Na primavera de 1902, no Vaticano, Moreschi fez a primeira de suas gravações para o Gramofone & Companhia de Máquinas de Escrever de Londres. Ele fez gravações adicionais em 1904: há dezessete faixas no total. Entre estas duas sessões, vários eventos mais fatídicos ocorreram: em 1903 o velho Mustafà finalmente se aposentou, e alguns meses depois o Papa Leão XIII, um forte apoiante da tradição Sistina, morreu. O seu sucessor foi o Papa Pio X, um igualmente poderoso defensor do Cecilianismo. Um dos primeiros atos oficiais do novo pontífice foi a promulgação do motu proprio, Tra le sollecitudini (“Em meio aos cuidados”), que apareceu, apropriadamente, no dia de Santa Cecília, 22 de novembro de 1903. Este foi o último prego no caixão de todos os que Mustafà, Moreschi e seus colegas representavam, uma vez que um de seus decretos o afirmava: “Sempre que … é desejável empregar as altas vozes dos sopranos e contraltos, estas partes devem ser tomadas por rapazes, de acordo com o uso mais antigo da Igreja.” Perosi, um fanático opositor dos castrati, tinha triunfado e Moreschi e seus poucos colegas restantes deveriam ser aposentados e substituídos por meninos. Um aluno de canto de Moreschi, Domenico Mancini, era um imitador tão bom da voz do seu mestre que Perosi o tomou por um castrato (por toda aquela castração que tinha sido proibida na Itália em 1870), e não teria nada a ver com ele. Mancini tornou-se um contrabaixista profissional.

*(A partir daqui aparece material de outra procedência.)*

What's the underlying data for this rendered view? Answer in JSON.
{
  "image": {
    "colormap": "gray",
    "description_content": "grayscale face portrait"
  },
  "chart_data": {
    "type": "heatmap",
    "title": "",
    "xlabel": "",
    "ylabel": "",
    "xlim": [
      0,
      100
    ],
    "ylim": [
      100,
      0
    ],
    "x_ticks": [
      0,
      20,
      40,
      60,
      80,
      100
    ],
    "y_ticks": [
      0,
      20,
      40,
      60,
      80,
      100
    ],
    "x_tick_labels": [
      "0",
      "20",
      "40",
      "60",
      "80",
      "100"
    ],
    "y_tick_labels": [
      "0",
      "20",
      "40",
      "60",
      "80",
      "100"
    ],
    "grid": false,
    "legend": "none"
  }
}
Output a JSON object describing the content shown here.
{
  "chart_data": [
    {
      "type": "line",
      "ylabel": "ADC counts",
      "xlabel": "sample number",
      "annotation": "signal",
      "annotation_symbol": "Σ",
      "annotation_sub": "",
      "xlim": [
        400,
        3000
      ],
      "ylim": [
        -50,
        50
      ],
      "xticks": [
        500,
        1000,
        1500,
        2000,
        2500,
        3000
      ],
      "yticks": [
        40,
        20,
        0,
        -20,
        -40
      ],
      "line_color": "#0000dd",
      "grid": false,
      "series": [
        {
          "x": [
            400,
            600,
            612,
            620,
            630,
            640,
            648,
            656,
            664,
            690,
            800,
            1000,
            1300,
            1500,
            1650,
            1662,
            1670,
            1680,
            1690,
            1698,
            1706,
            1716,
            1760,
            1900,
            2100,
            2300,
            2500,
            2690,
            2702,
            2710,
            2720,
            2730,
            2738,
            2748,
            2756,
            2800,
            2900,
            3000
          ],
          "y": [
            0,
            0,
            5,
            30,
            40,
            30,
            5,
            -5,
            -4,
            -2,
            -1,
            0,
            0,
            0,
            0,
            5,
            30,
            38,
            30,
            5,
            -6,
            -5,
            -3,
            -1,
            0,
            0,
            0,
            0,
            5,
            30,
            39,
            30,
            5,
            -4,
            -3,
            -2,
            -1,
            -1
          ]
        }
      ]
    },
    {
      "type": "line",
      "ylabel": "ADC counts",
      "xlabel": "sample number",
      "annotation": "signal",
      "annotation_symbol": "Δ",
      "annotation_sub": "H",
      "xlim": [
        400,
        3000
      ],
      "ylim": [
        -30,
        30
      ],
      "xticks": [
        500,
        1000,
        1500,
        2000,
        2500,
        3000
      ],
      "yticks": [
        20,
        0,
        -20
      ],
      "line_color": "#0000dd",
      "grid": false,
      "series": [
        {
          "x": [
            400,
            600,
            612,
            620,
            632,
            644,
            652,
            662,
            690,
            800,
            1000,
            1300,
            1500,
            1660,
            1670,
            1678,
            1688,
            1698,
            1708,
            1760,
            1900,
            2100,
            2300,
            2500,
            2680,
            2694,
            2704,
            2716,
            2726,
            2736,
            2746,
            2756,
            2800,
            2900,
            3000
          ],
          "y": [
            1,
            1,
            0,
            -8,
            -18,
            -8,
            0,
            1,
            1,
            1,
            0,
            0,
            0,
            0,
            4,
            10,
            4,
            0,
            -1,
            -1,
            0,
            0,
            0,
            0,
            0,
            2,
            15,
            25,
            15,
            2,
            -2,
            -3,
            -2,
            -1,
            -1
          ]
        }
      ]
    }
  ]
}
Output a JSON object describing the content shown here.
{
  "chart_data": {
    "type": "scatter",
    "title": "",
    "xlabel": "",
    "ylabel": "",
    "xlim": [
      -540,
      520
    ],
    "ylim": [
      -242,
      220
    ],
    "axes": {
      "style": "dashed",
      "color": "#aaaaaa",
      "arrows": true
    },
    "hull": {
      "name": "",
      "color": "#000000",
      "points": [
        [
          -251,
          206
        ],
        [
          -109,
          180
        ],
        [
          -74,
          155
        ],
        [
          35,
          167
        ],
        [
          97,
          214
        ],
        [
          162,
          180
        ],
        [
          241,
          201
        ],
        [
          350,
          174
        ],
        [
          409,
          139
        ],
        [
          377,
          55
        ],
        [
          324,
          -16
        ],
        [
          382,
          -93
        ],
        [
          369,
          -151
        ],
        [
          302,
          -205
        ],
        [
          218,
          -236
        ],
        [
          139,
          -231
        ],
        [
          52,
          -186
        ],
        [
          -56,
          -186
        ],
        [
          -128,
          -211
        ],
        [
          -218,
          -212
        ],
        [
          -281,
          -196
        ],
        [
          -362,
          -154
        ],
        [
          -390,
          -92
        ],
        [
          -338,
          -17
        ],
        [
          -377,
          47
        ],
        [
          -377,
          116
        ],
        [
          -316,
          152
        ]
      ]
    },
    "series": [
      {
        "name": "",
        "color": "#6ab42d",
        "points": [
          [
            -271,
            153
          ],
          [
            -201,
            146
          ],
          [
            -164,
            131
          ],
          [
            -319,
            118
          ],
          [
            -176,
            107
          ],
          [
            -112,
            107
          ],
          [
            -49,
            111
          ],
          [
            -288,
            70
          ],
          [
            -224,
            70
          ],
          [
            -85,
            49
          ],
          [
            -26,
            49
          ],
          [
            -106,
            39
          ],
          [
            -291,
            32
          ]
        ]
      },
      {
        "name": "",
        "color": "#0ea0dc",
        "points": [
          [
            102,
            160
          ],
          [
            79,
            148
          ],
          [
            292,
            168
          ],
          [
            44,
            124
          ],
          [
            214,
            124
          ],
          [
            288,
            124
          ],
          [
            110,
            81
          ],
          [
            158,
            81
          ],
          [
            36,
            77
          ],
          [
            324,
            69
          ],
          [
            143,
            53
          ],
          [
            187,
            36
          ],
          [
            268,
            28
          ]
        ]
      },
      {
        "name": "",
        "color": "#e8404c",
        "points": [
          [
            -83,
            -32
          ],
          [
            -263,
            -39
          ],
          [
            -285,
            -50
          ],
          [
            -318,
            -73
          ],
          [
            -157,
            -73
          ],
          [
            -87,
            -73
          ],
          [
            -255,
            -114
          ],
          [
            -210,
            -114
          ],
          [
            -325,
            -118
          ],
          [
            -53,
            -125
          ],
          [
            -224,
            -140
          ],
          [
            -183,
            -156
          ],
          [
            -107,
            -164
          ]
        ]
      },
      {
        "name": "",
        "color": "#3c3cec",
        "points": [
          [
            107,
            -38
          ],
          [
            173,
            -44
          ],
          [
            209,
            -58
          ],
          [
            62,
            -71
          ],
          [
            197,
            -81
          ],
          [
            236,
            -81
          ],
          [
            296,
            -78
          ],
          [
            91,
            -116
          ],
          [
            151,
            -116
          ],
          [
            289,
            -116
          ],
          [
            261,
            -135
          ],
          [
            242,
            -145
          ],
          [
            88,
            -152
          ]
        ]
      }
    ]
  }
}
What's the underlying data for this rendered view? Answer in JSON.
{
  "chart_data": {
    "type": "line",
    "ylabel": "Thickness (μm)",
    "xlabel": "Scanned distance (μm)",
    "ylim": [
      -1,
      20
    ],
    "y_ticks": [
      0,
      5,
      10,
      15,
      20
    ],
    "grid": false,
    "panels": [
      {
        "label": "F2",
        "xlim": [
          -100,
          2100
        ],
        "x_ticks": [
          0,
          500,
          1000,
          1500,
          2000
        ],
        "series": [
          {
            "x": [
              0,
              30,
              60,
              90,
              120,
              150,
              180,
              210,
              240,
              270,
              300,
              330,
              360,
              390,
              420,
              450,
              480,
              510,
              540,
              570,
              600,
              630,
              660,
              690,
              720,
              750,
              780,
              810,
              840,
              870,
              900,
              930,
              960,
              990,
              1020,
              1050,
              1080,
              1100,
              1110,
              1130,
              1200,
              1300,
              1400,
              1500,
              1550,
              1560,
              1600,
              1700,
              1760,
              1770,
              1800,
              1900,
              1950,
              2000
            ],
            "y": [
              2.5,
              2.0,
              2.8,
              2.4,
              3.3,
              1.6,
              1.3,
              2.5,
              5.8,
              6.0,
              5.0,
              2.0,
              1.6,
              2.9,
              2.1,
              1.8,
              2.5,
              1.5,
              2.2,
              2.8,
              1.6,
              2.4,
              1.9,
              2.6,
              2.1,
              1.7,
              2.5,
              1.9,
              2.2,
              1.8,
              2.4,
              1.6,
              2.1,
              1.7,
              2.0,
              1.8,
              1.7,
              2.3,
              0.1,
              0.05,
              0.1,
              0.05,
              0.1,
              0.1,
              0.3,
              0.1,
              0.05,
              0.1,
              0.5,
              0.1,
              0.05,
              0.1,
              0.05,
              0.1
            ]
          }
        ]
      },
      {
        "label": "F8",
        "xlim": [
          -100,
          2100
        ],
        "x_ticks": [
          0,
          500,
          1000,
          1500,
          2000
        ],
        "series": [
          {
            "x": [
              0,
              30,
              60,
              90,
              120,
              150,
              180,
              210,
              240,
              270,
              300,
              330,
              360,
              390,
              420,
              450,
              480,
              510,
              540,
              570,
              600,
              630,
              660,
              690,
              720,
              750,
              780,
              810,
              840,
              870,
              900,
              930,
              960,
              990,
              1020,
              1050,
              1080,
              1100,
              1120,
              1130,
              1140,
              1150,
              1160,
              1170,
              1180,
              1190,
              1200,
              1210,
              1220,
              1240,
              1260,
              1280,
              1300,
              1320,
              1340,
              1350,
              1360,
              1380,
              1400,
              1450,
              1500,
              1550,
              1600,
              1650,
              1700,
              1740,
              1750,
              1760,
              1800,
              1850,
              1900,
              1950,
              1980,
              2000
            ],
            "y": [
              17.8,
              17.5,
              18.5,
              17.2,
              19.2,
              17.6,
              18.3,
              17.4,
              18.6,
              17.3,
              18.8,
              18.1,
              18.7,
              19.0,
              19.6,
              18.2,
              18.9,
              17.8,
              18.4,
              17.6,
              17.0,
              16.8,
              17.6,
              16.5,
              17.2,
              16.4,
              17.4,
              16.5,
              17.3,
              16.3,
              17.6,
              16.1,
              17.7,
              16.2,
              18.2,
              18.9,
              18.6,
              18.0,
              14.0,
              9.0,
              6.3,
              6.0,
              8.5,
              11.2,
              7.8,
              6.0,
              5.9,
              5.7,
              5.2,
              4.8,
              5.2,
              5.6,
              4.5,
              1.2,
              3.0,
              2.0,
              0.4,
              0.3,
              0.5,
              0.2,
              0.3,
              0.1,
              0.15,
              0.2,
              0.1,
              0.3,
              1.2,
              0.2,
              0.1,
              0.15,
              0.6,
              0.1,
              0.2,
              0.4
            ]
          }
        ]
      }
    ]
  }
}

Oficialmente, Alessandro foi membro do coro Sistina até à Páscoa de 1913 (data em que se qualificou para a sua pensão após trinta anos de serviço), e permaneceu no coro da Cappella Giulia de São Pedro, Roma, até um ano depois disso. Por volta da Páscoa de 1914 conheceu o musicólogo vienense Franz Haböck, autor do importante livro Die Kastraten und ihre Gesangskunst (Os Castrati e a sua Arte de Cantar, publicado em Berlim em 1927), que tinha planos de lançar Moreschi em concertos reavivando o repertório do grande castrato Farinelli do século XVIII. Estes nunca se concretizaram: nesta data Moreschi (hoje com cinquenta e cinco anos) já não tinha a alta faixa soprano necessária e, de qualquer forma, nunca tinha tido o treino lírico virtuoso necessário.